A) Asplenia (congenital absence of the spleen, previous splenectomy) or functional asplenism (hypofunction of the spleen, for example in sickle cell anemia).

b) In patients who underwent splenectomy before the age of 2 years, the processing of polysaccharide antigens (antigens of the capsule of pneumococci or Haemophilus influenzae) is impaired.

2) Treatment

A) For infection, antibiotic therapy is indicated. In the case of asplenia or functional asplenism, the risk of sepsis is increased, so intravenous antibiotics are started without waiting for culture results.

b)Prevention of infections

i) Phenoxymethylpenicillin, 125 mg orally 2 times a day, or ampicillin, 250 mg orally 2 times a day, is prescribed prophylactically.

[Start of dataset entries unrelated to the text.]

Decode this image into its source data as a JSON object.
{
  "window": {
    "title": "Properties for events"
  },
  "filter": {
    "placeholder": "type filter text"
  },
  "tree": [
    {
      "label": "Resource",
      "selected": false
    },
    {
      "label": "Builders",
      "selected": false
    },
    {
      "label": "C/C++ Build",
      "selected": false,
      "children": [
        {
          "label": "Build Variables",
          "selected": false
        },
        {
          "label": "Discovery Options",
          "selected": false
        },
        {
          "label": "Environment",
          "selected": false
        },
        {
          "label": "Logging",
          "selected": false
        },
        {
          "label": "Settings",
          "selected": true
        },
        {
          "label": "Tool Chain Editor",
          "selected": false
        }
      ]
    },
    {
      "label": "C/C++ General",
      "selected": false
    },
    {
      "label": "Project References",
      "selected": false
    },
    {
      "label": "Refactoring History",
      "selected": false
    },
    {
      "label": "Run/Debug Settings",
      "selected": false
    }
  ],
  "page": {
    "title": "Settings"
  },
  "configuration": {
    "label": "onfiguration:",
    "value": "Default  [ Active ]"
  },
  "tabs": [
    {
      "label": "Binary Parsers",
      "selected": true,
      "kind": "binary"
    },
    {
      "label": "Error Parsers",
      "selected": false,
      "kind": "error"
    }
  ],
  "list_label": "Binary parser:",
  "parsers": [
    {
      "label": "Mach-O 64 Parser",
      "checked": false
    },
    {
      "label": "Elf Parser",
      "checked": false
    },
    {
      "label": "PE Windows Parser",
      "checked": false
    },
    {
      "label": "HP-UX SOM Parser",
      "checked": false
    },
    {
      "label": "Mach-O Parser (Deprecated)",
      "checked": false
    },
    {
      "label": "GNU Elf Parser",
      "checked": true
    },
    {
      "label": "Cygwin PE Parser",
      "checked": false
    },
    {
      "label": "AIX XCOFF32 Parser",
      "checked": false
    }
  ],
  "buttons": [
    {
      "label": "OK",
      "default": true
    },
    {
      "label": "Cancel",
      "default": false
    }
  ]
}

ii) It is necessary to warn parents that any infection in a child is dangerous and that at the first sign of it, they should immediately consult a doctor. If immediate medical attention is not possible, parents are provided with oral antibiotics, which should be given to the child if symptoms of infection appear.

iii) Early immunization with all bacterial subunit and conjugate vaccines is indicated.

6. Hereditary angioedema is an autosomal dominant disorder in which dysfunction or deficiency of the C1 inhibitor leads to uncontrolled activation of C1, consumption of C4 and C2, and release of a vasoactive peptide that causes edema. After the slightest injury or emotional stress, or even without any apparent reason, transient swelling of the face and limbs appears, not accompanied by itching. Swelling of the mucous membrane of the upper respiratory tract is possible, which leads to obstruction of the larynx and asphyxia. Abdominal pain, vomiting and diarrhea arising from swelling of the intestinal wall can be observed without skin manifestations. Urticaria is not typical for this disease.

A.Diagnostics. In most cases, the level of C1-esterase inhibitor is reduced, but in approximately 15% of patients the level of the inactive enzyme is normal. Both options are characterized by low level C4, which decreases even more during exacerbation.

b.Treatment

1) The most dangerous complication of an attack is swelling of the larynx, so sick children and their parents are informed of the need to immediately seek medical help if they experience hoarseness, changes in voice, or difficulty breathing or swallowing. For laryngeal obstruction, tracheotomy is necessary. In hereditary angioedema, unlike anaphylactic shock, adrenaline and hydrocortisone are usually ineffective.

2) During attacks, a purified C1-esterase inhibitor is effective.

3) Androgens have been shown to stimulate the synthesis of C1-esterase. Regular intake of danazol (50-600 mg/day) or stanozolol (2 mg/day) significantly reduces the frequency and severity of attacks.